Оба смеются.
— Да-да, — продолжает мысль Баравалле. — Гарибальди, Мадзини, ваши знаменитые Разин, Пугачев и вы, нигилисты, — это действительно поэты борьбы. Ваши идеалы — песня человеческого духа.
Кравчинскому приятно, что здесь, в далекой Италии, нашелся человек, который правильно понимает их движение, не поддается всевозможным вымыслам и наговорам реакционной печати.
Он пишет статью, а в голове рождаются планы других, новых статей — о Леопарди, Джусти, о прозе и драматургии, о самобытном устном творчестве певучего итальянского народа.
...В конце сентября Агостино Пистолези пригласил Кравчинского принять участие в заседаниях съезда рабочих организаций Ломбардии. Предложение соблазнительное. Однако и опасное! Время его пребывания здесь два-три месяца, лучше бы сосредоточенно работать, писать и не появляться ни на каких широких собраниях.
Агостино уговаривал: никто не узнает, никому не будет сказано, просто посидеть, послушать, позднее все это понадобится.
Хорошо, он пойдет. Но ни в списках президиума, ни в каких-либо других списках его фамилии значиться не должно. О выступлении и говорить не приходится...
Работы много, а отдачи пока никакой. Как увяз в безденежье, так до сих пор из него и не выбрался. Пришлось заложить часы, взять часть задатка из библиотеки, — словом, положение почти критическое. И внутреннее состояние осложняется безрадостными, трагическими известиями, поступающими из Петербурга. Там не прекращаются аресты. Снова взята Лебедева. Пишут, что на нее в последнее время устраивались настоящие облавы... Любатович в отчаянии: Колю Морозика перевели в Петропавловку, надежд на освобождение никаких. Что делать?.. Единственный, кто более или менее настроен оптимистически, — это Стефанович, все еще надеющийся на улучшение дел.
Проклятая жизнь! Изгнанник в изгнании, двойная изоляция. Ни самому нельзя свободно писать, ни своевременно получать корреспонденцию.
...Поиски службы, которая хотя бы немного улучшила его материальное положение, приводят Сергея к известному миланскому издателю, шефу местной газеты «Пунголо» («Жало») Эмилио Тревесу.

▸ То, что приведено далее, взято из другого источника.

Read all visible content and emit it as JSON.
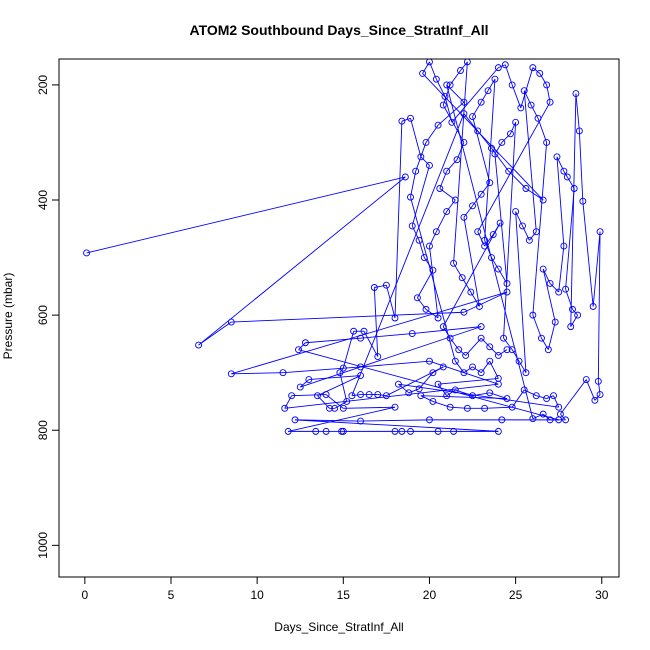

Тревес имел обыкновение: прежде чем принять будущего сотрудника на работу, говорить с ним лично. Особенно нравились ему люди, в силу каких-либо обстоятельств обедневшие или обнищавшие, но не без таланта. Такие, рассчитывал он, особенно работящи, даже услужливы.
Он принимал Кравчинского в роскошном кабинете, угощал сигаретами, кофе...

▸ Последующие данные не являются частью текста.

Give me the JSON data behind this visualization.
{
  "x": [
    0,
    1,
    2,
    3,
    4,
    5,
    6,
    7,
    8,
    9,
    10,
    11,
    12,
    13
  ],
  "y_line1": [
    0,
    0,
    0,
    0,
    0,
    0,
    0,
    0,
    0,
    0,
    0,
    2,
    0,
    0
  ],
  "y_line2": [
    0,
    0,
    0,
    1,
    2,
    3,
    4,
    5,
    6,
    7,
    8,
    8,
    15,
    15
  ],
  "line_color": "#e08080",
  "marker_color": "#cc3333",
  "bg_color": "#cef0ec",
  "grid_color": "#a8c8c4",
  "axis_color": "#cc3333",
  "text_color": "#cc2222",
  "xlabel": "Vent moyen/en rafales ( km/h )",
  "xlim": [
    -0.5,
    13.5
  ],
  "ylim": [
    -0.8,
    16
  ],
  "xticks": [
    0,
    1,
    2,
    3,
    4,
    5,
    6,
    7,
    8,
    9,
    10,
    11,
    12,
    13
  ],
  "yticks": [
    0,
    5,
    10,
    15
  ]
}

— Мне про вас говорили, синьор, — сказал небрежно. — Будем откровенны: я догадываюсь, кто вы, хотя настоящей вашей фамилии не знаю. Но это не суть важно. Вы не бандит, не убийца, не вор. Несколько ваших корреспонденций я читал. Нравятся. Откуда вы так хорошо знаете итальянский?

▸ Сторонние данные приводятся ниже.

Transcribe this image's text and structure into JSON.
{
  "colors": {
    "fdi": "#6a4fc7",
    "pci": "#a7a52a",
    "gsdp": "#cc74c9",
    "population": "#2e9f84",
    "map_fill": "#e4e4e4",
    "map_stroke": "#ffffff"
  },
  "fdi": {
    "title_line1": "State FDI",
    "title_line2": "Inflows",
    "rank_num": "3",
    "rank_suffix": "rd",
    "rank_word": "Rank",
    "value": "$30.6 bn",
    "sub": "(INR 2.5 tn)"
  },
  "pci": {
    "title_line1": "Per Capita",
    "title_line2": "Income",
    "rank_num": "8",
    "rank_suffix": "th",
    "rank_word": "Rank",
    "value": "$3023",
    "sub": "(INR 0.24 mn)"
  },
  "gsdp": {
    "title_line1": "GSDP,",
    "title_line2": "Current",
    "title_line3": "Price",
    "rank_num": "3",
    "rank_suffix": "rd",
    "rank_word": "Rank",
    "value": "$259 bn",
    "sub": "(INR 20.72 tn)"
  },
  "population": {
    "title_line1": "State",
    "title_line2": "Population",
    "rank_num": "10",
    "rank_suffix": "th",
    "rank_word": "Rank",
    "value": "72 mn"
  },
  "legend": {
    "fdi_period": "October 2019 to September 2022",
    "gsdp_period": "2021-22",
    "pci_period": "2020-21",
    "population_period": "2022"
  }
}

— Был здесь ранее на лечении, между прочим и выучил, — покривил душой Сергей.
— Похвально, похвально. — Тревес время от времени отпивал из чашки какой-то зеленоватый напиток, его крупное, все в жировых складках лицо, казалось, тает — он то вытирал его красным платочком, то обмахивал небольшим веером. — Проклятая жара! У вас, на севере, наверное, трещат морозы, а здесь... — Маленькими пронизывающими глазками смотрел на посетителя. — И все-таки кто же вы, синьор?.. Как вас величать?
— Горский, Сергей Горский, господин Тревес. Я действительно оттуда, где сейчас морозы. Я журналист, переводчик вашего Джованьоли. Пока, правда, мною переведен лишь «Спартак», буду рад, если еще найду что-то по душе. Я действительно нигилист, как у вас принято называть русских революционеров, имел честь быть одним из редакторов газеты «Земля и воля»... вынужден жить в эмиграции... Имею специальное военное образование — артиллерийский офицер, если вам это интересно.
Тревес удовлетворенно кивал, видно было, что ему кое-что известно, разумеется, очень немногое.
— Вы форрьетьер, синьор, иностранец, Поэтому меня больше интересует ваша благонадежность. И собственная репутация, разумеется. На работу я согласен вас взять, однако солидной должности предложить не могу. Впрочем, все впереди, все будет зависеть от времени и обстоятельств.
Сергей никогда не выступал в такой роли, ему казалось, что Тревес оказывает ему большую услугу, и поэтому он не стал договариваться о плате.
Расставались коллегами, один — в фешенебельном кабинете, свежем костюме, расплывающийся от жира, другой — в истоптанных ботинках, в одежде, требовавшей явного обновления, но с чувством достоинства, что в подобных ситуациях всегда вызывает некоторое удивление.